In the spring, I began to look at a field beside a brook. I had photographed it over winter flooded and drier in spring. This field is river catchment and flood plain edge; both on the water’s edge and under it. It’s low lying, between two parts of the Ampney Brook. Using 19th century maps, I have been researching the past of the landscape around the village. In the map of this field I read its old, dried mill leats, evidence of ditches, former sluices, attempts to manage, control the water. Perhaps if these were still maintained water-logging/flooding would reduce. Walking, I observe/notice these in signs in the landscape – the plants become watermarks revealing the past, water present in the varying growth.
To represent the layers of past narrated in the field I turned to cloth and stitch. It layers up beautifully, and I could dye it with plants gathered from the place. I was also reminded of a something that I read a few years ago.

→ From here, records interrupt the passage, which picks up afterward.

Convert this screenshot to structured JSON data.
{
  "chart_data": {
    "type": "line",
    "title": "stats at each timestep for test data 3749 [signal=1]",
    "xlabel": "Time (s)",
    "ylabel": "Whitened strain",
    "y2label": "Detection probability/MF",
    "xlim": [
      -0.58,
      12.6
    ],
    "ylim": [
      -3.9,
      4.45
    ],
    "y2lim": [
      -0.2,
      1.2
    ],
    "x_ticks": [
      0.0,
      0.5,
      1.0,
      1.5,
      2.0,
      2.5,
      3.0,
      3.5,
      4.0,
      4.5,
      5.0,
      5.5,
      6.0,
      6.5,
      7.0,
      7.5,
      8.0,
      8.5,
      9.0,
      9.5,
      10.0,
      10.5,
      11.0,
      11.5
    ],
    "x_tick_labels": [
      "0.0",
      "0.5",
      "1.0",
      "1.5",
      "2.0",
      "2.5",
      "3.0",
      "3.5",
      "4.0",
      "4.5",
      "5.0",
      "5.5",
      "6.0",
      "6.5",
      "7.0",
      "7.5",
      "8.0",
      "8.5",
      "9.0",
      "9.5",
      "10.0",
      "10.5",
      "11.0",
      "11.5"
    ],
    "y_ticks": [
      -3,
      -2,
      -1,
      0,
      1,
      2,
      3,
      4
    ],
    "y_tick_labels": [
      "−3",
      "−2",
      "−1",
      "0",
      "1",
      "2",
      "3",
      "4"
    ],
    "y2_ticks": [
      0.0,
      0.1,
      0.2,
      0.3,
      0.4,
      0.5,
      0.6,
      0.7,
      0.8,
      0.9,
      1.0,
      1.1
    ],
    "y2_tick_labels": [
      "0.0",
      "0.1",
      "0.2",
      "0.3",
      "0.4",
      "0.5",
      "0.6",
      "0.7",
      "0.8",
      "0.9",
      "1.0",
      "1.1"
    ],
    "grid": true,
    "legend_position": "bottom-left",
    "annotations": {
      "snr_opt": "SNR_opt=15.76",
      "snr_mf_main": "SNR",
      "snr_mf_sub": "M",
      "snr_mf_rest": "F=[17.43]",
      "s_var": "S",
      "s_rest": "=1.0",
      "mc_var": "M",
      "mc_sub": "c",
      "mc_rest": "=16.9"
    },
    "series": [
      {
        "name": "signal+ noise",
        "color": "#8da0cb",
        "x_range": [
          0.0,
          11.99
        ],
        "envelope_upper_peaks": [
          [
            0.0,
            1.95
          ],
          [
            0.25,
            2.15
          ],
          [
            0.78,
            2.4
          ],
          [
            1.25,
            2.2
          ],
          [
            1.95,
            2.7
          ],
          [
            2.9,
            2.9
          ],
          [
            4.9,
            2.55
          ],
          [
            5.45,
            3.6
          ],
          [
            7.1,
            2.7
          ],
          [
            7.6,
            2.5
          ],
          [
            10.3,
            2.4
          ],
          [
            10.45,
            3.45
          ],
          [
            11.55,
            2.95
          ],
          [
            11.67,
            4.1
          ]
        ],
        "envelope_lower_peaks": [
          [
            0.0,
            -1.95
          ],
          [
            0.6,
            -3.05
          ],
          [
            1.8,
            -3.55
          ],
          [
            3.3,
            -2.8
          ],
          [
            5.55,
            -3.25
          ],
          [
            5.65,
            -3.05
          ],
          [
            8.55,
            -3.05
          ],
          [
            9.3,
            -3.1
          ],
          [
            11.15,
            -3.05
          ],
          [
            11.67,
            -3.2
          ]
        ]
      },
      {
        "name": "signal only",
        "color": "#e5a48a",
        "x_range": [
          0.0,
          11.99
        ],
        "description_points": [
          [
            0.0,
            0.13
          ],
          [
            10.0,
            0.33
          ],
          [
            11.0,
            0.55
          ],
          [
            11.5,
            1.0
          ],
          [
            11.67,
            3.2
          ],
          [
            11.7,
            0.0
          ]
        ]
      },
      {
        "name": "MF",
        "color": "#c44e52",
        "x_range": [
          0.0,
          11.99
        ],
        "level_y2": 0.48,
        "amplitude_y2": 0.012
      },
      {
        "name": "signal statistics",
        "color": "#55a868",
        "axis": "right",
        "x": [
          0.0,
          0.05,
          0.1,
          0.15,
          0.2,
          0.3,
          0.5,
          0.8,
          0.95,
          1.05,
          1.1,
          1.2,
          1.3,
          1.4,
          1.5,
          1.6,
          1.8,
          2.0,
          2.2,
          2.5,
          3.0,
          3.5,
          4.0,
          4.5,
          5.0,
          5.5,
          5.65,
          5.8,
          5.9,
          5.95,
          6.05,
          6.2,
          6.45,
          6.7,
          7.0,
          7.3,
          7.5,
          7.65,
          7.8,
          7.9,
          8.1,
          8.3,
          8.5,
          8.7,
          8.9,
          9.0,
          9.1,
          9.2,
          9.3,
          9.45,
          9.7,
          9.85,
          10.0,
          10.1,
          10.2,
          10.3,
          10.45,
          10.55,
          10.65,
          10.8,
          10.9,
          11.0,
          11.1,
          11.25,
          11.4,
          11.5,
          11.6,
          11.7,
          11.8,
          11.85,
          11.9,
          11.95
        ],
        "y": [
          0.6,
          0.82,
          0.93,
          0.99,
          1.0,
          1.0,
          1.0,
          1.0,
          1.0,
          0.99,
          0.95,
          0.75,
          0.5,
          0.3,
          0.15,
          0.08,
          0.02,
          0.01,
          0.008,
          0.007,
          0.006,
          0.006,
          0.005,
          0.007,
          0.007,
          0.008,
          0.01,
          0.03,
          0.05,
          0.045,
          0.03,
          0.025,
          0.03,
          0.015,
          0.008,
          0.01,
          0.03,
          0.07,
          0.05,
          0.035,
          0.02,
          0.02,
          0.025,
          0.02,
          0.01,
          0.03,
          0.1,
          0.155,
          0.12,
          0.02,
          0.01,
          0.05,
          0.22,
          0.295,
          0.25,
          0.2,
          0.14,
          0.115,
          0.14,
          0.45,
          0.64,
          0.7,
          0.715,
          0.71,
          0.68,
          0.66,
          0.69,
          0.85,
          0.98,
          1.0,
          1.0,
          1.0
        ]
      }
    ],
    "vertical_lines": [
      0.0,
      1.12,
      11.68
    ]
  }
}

“In the language of nineteenth century clothes-makers and repairers, the wrinkles in the elbows of a jacket or a sleeve were called ‘memories. Those wrinkles recorded the body that had inhabited the garment. They memorialized the interaction, the mutual constitution, of person and thing.” Peter Stallybrass – Marx’s Coat 1998
Likewise the stuff of landscape archaeology, the lumps and bumps, verdant or struggling grass that marks the ground revealing the memories of landscape past beneath.